Datensicherheit im Rechenzentrum

Security-Risiko - Virtualisierung im Data Center

Technologien wie Virtualisierung und Cloud Computing im Data Center bringen mehr Effizienz. Doch in puncto IT-Sicherheit sind noch nicht alle Bedenken aus dem Weg geräumt. Wir erläutern, was RZ-Manager tun können, um die Security-Risiken im Rechenzentrum zu minimieren.

Amazon, Ebay, Sony - so mancher IT-Sicherheitsverantwortliche kommt bei diesen Namen ins Schwitzen. Denn ausgerechnet in den für ihre hochgradig virtualisierte und professionelle IT bekannten Unternehmen kam es voriges Jahr zu schwerwiegenden Sicherheitspannen. Wie kann so etwas passieren? "Bei Amazon war es das nicht gepatchte Betriebssystem eines Windows-Hosts", weiß Alexander Tsolkas, Partner und Executive Advisor bei der Experton Group. Srinivas Mantripragada, Vice President Infoblox, berichtet vom Hack auf eine virtuelle Maschine, um von dort aus Kryptoschlüssel anderer Maschinen zu stehlen.

Von allein sicher sind virtuelle Umgebungen also keinesfalls. Man muss zudem umdenken: "Das früher für physische Maschinen bewährte Sicherheitsmodell gilt nicht mehr", sagt Georgio Nebuloni, Server-Spezialist bei IDC für die Region EMEA. Das dürfte ein Grund dafür sein, dass Sicherheitsbedenken gegen hochvirtualisierte Infrastrukturen heute so stark verbreitet sind. Mit dem Hypervisor gibt es mindestens eine komplett neue Instanz im Gesamtsystem;, und auf der Hardware drängen sich immer mehr virtuelle Maschinen, die sich auch noch per Knopfdruck migrieren lassen. Hinzu kommen virtualisierte Speicher- und Netzwerkressourcen.
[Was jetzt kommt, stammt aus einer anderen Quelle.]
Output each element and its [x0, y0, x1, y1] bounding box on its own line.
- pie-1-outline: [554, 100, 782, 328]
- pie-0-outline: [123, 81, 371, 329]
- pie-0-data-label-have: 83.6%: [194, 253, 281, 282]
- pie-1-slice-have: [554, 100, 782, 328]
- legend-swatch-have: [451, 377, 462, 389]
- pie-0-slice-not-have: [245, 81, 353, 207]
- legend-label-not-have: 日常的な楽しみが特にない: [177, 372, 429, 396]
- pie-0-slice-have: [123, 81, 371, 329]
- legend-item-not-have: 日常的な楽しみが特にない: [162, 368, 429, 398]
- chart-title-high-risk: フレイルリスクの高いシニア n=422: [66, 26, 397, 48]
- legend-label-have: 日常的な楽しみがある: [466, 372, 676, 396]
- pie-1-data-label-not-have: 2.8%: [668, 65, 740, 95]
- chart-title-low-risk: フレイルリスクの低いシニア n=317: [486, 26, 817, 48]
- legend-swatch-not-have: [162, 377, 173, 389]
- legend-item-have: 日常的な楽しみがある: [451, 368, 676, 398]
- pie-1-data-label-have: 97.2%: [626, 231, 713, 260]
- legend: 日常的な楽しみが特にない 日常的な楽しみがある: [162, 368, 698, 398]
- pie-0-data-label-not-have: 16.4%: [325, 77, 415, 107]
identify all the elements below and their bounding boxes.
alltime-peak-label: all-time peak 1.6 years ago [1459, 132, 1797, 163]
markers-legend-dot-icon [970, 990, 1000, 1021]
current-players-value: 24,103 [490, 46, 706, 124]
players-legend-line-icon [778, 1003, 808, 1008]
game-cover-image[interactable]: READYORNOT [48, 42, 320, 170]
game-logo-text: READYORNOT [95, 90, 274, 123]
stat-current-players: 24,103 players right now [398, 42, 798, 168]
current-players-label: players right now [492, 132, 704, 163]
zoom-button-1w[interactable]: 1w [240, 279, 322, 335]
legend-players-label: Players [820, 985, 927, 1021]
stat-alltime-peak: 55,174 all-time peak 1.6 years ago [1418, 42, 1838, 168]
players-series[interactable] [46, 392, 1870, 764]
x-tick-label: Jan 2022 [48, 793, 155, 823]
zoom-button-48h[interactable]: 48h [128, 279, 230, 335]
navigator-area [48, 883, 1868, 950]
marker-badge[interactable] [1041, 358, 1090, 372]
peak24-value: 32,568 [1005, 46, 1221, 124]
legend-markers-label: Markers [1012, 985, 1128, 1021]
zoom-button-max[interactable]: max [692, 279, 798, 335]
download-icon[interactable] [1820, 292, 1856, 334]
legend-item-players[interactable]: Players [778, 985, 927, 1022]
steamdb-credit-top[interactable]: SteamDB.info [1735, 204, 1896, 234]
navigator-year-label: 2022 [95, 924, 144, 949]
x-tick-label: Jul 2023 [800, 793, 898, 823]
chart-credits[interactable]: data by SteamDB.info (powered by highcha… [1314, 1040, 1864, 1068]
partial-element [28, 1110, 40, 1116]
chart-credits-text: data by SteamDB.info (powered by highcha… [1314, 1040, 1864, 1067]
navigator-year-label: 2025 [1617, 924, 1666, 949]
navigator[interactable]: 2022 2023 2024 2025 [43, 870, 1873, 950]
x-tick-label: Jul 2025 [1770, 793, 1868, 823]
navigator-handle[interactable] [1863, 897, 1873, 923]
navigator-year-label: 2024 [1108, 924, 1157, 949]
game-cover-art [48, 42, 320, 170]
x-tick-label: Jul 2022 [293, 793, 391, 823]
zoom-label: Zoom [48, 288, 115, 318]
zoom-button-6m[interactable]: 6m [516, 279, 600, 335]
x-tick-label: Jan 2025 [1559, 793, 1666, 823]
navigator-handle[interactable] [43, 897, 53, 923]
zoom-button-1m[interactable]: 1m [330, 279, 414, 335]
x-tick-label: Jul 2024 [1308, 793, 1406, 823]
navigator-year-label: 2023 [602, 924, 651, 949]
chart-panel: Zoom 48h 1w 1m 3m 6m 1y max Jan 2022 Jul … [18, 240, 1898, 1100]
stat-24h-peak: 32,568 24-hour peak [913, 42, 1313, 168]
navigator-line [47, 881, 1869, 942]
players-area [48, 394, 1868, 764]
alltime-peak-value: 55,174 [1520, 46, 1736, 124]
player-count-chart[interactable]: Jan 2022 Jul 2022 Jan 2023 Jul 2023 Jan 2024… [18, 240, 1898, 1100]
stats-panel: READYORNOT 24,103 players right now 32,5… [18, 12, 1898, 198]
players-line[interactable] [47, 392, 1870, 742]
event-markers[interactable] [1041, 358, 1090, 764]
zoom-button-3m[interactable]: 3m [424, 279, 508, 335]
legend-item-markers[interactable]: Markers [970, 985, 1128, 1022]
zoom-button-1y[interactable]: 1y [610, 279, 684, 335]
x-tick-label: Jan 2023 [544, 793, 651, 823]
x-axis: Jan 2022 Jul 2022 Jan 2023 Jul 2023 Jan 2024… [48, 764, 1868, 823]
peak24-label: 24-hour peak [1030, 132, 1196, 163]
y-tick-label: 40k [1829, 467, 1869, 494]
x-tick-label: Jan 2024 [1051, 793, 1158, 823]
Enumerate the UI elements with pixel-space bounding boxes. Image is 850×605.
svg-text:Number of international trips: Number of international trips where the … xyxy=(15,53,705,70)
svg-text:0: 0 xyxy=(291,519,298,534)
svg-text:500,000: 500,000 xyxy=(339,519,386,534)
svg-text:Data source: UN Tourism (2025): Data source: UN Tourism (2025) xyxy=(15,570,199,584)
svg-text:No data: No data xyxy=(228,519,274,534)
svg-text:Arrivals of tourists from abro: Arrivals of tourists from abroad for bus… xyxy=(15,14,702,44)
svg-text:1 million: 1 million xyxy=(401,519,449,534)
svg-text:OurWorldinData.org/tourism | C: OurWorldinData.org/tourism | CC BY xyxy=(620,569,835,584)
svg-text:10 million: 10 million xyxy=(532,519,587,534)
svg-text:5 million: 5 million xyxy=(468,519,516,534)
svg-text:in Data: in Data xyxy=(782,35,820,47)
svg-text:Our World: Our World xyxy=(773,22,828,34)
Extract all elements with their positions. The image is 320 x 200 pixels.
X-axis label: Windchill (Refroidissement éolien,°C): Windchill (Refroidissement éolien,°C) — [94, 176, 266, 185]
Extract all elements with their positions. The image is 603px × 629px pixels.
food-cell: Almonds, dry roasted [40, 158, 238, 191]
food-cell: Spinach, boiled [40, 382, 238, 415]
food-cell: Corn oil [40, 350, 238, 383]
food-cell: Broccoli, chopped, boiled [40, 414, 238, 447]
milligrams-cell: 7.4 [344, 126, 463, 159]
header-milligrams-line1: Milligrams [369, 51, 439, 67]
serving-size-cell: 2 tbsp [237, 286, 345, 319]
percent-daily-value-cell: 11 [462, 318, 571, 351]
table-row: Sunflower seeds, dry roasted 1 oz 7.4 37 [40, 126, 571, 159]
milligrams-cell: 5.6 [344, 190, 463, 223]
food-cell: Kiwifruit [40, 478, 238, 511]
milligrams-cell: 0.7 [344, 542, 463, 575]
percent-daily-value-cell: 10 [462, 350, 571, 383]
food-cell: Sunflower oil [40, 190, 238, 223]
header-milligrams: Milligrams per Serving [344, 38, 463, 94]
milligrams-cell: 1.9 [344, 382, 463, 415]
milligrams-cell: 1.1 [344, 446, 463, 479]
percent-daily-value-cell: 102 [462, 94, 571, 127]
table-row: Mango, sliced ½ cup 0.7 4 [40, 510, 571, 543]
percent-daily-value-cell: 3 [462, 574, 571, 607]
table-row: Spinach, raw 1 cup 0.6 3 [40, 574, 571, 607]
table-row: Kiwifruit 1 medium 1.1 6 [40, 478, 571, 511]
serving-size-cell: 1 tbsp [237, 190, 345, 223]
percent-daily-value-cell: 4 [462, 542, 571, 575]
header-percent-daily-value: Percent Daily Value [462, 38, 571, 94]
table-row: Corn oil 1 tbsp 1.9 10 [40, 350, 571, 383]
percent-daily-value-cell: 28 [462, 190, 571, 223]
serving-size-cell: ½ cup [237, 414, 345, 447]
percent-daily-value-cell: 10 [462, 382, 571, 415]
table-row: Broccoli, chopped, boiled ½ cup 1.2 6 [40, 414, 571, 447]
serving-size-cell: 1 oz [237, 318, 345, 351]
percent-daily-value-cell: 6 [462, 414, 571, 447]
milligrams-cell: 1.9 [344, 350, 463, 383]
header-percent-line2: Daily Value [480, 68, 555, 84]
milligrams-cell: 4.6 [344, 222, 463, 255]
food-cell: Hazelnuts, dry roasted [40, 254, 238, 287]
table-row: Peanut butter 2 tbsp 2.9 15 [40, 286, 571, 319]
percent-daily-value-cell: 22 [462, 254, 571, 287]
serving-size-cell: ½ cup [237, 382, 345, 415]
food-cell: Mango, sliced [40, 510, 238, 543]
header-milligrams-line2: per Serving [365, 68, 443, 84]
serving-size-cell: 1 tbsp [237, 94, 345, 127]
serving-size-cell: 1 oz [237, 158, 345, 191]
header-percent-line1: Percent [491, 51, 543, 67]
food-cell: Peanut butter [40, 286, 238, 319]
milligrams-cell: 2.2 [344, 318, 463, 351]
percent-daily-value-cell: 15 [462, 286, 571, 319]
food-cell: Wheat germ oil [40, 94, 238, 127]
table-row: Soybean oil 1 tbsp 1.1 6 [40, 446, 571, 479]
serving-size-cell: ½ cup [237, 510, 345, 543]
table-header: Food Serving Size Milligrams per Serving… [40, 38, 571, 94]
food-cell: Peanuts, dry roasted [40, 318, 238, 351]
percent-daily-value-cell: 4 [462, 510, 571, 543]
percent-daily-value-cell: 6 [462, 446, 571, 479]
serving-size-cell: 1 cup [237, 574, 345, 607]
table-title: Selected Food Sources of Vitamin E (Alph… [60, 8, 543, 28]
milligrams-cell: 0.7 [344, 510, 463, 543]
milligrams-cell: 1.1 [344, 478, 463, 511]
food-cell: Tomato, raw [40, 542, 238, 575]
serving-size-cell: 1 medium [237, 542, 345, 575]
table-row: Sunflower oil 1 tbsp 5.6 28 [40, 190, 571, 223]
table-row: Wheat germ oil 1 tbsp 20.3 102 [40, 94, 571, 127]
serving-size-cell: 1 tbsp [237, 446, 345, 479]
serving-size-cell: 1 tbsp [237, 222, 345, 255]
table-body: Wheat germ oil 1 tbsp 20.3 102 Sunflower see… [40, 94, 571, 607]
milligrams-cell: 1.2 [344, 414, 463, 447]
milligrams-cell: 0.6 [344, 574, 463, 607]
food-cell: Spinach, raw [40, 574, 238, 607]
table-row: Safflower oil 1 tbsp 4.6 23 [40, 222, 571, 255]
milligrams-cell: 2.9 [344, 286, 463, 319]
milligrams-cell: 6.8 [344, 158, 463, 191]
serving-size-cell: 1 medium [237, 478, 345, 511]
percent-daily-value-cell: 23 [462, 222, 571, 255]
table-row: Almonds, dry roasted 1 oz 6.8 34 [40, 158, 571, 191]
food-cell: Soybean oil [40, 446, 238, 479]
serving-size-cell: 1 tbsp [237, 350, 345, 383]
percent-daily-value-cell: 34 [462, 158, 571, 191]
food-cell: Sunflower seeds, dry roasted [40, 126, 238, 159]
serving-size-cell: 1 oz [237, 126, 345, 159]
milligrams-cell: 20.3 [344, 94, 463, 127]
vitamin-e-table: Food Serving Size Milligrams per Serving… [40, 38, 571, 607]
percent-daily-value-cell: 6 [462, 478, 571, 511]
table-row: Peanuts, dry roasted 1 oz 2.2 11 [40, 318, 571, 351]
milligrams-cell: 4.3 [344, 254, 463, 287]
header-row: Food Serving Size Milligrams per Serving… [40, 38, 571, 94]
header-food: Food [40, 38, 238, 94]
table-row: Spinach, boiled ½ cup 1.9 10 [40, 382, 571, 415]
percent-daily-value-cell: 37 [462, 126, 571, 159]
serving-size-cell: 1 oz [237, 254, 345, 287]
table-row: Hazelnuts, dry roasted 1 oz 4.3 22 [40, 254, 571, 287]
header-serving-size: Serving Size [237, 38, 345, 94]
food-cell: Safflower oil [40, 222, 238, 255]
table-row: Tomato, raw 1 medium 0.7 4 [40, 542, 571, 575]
Was also tun?

Anwendungen und Betriebssysteme prüfen

An die Sicherheit virtualisierter Umgebungen muss man vor der Implementierung denken. "Wenn ein Unternehmen seine alte Umgebung nicht gut managt, wird es in der virtualisierten nicht besser", betont Michael Wirth, bei Microsoft Security Architect im Bereich Services. So empfiehlt es sich, Server gleich zu Anfang auf ein Betriebssystem zu standardisieren und Applikationen, die sich kaum oder nicht patchen lassen, möglichst durch besser wartbare zu ersetzen. Routinen wie Patching sollten auch schon in der alten Umgebung weitgehend automatisiert werden. Schließlich erfolgen die meisten Angriffe noch immer auf einzelne Applikationen mit ihren Schwachstellen - unabhängig davon, ob eine virtuelle Umgebung vorliegt oder nicht.

Anwendungen nach dem Security-Bedarf klassifizieren

Als Nächstes sollten die vorhandenen Applikationen nach ihrem Sicherheitsbedarf klassifiziert werden. Viele Experten empfehlen, Anwendungen, die sehr unterschiedlichen Sicherheitsklassen angehören, nicht auf demselben Host oder Server-Pool zu halten. Doch das ist nicht die einhellige Meinung. Wolfram Weber, VMware Solution Architect, sagt beispielsweise: "Der Hang der Sicherheitsverantwortlichen, wie früher jedes Fachverfahren auf einen separaten Host zu verlagern, verringert erheblich die Konsolidierungsmöglichkeiten. Dabei ließe sich mit den heute vorhandenen Lösungen und Regeln, die man dann aber auch einhalten muss, die nötige Sicherheit durchaus durch logische Trennung erreichen."

Wolfram Weber, VMware Solutions Achitect: "Der Hang der Sicherheitsverantwortlichen, wie früher jedes Fachverfahren auf einen separaten Host zu verlagern, verringert die Konsolidierungsmöglichkeiten erheblich."
Wolfram Weber, VMware Solutions Achitect: "Der Hang der Sicherheitsverantwortlichen, wie früher jedes Fachverfahren auf einen separaten Host zu verlagern, verringert die Konsolidierungsmöglichkeiten erheblich."
Foto: VMware

Wählt man getrennte Pools, kann man virtuelle Maschinen schließlich auch nur noch innerhalb ihres Pools oder Clusters verschieben. Wie auch immer ein Unternehmen sich entscheidet: Es sollte wissen, wie viel Sicherheit seine einzelnen Applikationen brauchen, und diese Überlegung für jede neu eingeführte Anwendung bereits im Vorfeld durchführen.